Fresh off an impressive rebound TKO victory over rugged Puerto Rican opponent Garibaldy Gomez in the World Series of Boxing, Belfast’s Michael Conlan can afford a chuckle about the ‘Geargate’ scandal which could have significantly derailed both his and Italia Thunder teammate Paddy Barnes’ respective quests to reach Rio 2016.
“Mine actually arrived an hour before the fight, so I wasn’t too bad. But I had to share protectors and all that with Paddy.
His luggage still hasn’t shown up!”
But if the destiny of his comrade’s kit remains shrouded in an unknown befitting of Aer Lingus’ current predicament, bantamweight Conlan is more concrete in visions of his own potentially sky-high ascent, as he prepares for a rematch of sorts versus Poland’s Sylwester Kozlowski this Friday.
Conlan bested his opponent in Warsaw last April to win gold at the Feliks Stamm Memorial, but the confident bantamweight plans to inflict more damage on Kozlowski in the pair’s WBS bout this weekend, as he aims to edge closer to an Olympic return next summer.
“It’s a Pole in Poland. I’ve beaten him twice before, but last year he injured me — I still won the fight but he injured me pretty badly. I’m going in there on Friday and I’m looking forward to getting a bit of revenge on him.
The WSB is the first step towards the Olympic Games for me and I’m fully focused on it. I’m in full fitness, full health. I’ve got no complaints.
So hopefully now I can go all the way to Rio and do the job.”
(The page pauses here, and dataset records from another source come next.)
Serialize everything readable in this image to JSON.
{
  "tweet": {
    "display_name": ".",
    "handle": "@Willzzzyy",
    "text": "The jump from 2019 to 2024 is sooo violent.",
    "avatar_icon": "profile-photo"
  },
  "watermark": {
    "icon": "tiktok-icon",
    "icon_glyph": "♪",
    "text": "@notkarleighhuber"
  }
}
Though recently tipped by none other than the man himself to become the first male heir to Michael Caruth’s golden throne, the Olympic narrative certainly seemed more ambivalent last summer when Conlan hinted at a temptation to follow London 2012 teammate John Joe Nevin into the paid ranks.
His immediate goals now settled, the 23 year old seems a man at ease with the inevitable transition to the professional sport following Rio 2016.
“You’d be hungry for it, definitely. But it makes you want gold in Rio that bit more as well.
I’m looking forward to turning over pro, you know? I’ve had a lot of phone calls recently – off Golden Boy and others. And I’ve had Eddie Hearn onto me.
I have a lot of options already before the Olympics, so hopefully after the Olympics they’ll have to put millions on the table for me to sign with them!”
Conlan chuckles again.
Fans will certainly pay to watch the charismatic Commonwealth Games gold medalist when that day does arrive; observing his sparring back-and-forths with the classy Stephen Ormond in the Celtic Warrior Boxing Gym felt like daylight robbery, such was the privilege to be in attendance.
It’s conspicuous that years of elite-level High Performance training coupled with the priceless, ‘semi-pro’ experience garnered from the WSB, have culminated in an exhilarating fighting style more typical of professional crowd-pleasers.
A future share of the ITV spotlight, perhaps? Conlan maintains that no fighter — not even a certain friend and fellow Belfast native — will stand in his way.
“When I do turn over to the pros it’ll more than likely be at super-bantamweight, which is obviously Carl Frampton’s division.
I’ll be gunning for Frampton. I’ll be gunning for all of them.
Every single one of them.
And I believe I’ll be a world champion. I believe I’ll be the best in that division within three years.”
This time, no chuckle.
Starting with Rio de Janeiro next summer, fight fans may yet witness the emergence of Ireland’s own ‘Golden Boy.’
Conlan (yellow) spars with WBO #5 lightweight Stephen Ormond ahead of the Dubliner’s showdown with Terry Flanagan this Saturday.